Saturday, July 31, 2004

Given the stresses of planning the second major trip of the summer, which like the first will include some intense professional obligations in addition to sightseeing, the blog has been sparse at best and banal at worst. So, I'm going to try another approach for a while, to get some creativity chugging along. (The fact that our neighbors' garage band is playing blues and oldies covers in their garage -- very well, in fact -- is causing me major creativity envy.)

Here's how it works. Each blog entry for the next week or so will relate to the one that came immediately before it. Maybe heavily, maybe tangentially. Maybe in a premeditated manner; maybe spontaneously. Maybe daily, maybe twice daily, maybe twice weekly. Or maybe I'll change my mind.

So, let's see, what shall I start with? I know -- how about a bug-related anecdote?

A few years back, I took an imaging course in Western Michigan University's microscopy lab. Like many other workplaces, especially those around universities, the lab sported topical newspaper clippings over many of its wall surfaces. One comic, consisting of a single long panel, has always stayed with me. It started with a drawing of a large, nondescript scarab pushing a dark ball of glop in front of it. The bug was labeled:

DUNG BEETLE

Behind it was a smaller frass pellet, labeled:

DUNG BEETLE DUNG

Pushing the pellet was a second beetle, labeled:

DUNG BEETLE DUNG BEETLE

... and behind this equally incontinent insect, a teeny-tiny-pellet labeled:

DUNG BEETLE DUNG BEETLE DUNG

Now, by itself this was a source of considerable amusement to a scatologically-minded entomologist wannabe, and of course I wanted to share the amusement, so I pointed it out to a few classmates and started to read the legend aloud -- and only then realized the true nefariousness of the caption. I really don't know whether the cartoonist intended this, but if you read that caption aloud, and you're either my age or a fan of classic TV, you'll realize to your horror that the caption can be sung to the tune of the theme from Bonanza.

Dung beetle dung beetle dung beetle dung beetle dung beetle,
Dung beetle dung beetle dung beetle dung beetle dung beetle dung dung dung.
Dung beetle dung beetle dung beetle dung beetle dung beetle,
Dung beetle dung beetle dung beetle dung beetle dung beetle dung dung dung.
Dung dung dung,
Dung dung dung,
Dung beetle dung dung dung,
Dung beetle dung beetle dung beetle dung beetle dung beetle,
Dung beetle dung beetle dung beetle dung beetle dung beetle dung dung dung.

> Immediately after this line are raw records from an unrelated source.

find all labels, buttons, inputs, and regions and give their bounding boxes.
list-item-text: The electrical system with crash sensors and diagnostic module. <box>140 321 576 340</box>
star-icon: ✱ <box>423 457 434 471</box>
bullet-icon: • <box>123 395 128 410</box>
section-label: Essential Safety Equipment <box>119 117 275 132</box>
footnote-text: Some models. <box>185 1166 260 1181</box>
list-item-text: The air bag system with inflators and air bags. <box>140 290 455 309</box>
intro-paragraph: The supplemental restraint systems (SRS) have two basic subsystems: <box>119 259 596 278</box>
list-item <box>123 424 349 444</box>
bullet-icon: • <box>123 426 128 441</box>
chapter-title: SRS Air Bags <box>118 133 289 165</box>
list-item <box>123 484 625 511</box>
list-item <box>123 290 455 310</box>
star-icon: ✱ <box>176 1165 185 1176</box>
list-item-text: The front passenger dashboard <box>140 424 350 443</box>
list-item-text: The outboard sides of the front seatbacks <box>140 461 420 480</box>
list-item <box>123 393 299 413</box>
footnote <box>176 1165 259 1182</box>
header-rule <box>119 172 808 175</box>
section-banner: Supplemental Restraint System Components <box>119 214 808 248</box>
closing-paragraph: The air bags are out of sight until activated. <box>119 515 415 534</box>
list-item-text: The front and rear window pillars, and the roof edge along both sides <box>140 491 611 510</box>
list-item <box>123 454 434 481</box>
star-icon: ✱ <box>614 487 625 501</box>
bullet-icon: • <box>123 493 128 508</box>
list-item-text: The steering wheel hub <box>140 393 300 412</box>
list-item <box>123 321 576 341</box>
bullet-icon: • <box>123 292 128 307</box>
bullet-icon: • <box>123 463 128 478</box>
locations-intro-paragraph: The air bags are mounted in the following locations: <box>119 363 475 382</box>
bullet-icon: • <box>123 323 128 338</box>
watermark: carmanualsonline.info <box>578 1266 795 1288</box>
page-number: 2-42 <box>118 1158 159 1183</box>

You're welcome. If you'd like an earwig to chase away the earworm, I can get you some from my milkweed patch.

Wednesday, July 28, 2004

Wish me luck during my second bout with progressive bifocals. The first ones, a couple of years ago, were never quite satisfactory. The new ones seem to be a much better match. Plus, I was able to find plastic frames that are big enough to not only accommodate the lenses, but to look good in combination with my eyes. Southern European ancestry plus childhood hyperthyroidism make one permanently unsuited to the tiny little peeper frames that seem to have become so popular over the last few years. Plus, my newly retired (non-bifocal) glasses were wire-rims with nosepieces that always managed to hurt after an hour, something I've never experienced with plastic frames.

The accompanying prescription sunglasses are pretty cool too. If you ever wondered what a member of the 1980s new-wave crowd would hang on her face to combat both UV and presbyopia twenty years later, watch this space.

Monday, July 26, 2004

Just washed off a sweaty cocktail of sunblock, DEET, and formic acid, which had built up in layers after we first re-annoyed the Formica exsectoides in the Allegan State Game Area and then chopped up some of the weedy trees that are taking over our yard. The first task is something I've blogged about in the past; just as I did on my first excursion to the ant mounds last year, I was trying to ascertain whether the ants were rearing reproductives yet. I didn't see any queen or drone pupae, nor any pupae at all for that matter, and Cathy had given me strict instructions to avoid destroying any mounds by digging too deeply, so I gave up after an hour or so. There's really little incentive to dig too far into an F. exsectoides mound, and quite a lot not to, because the little buggers (as previously noted) are ferocious as hell, defend their nests like a militia chapter on crank, and occur in immense numbers -- probably literally tens of millions in a large colony. If I wanted to come up with a mildly crude "bug-off" T-shirt slogan that would be appreciated by most eastern U.S. myrmecologists without question, I think this one would work:

BITE ME
20,000,000 Allegheny Mound Ants Can't Be Wrong

As for the weedy trees: What I can't understand is how -- if Rick can spend about seven or eight hours chopping, hacking, and bundling away, and I help for at least a third of that time -- we still seem to have exactly the same biomass of weedy trees around our property? I think we should forget the yardwork and put in a vine swing. The appropriate leopard-print athletic wear shouldn't be hard to find, given the number of retro-themed used clothing stores around Kalamazoo.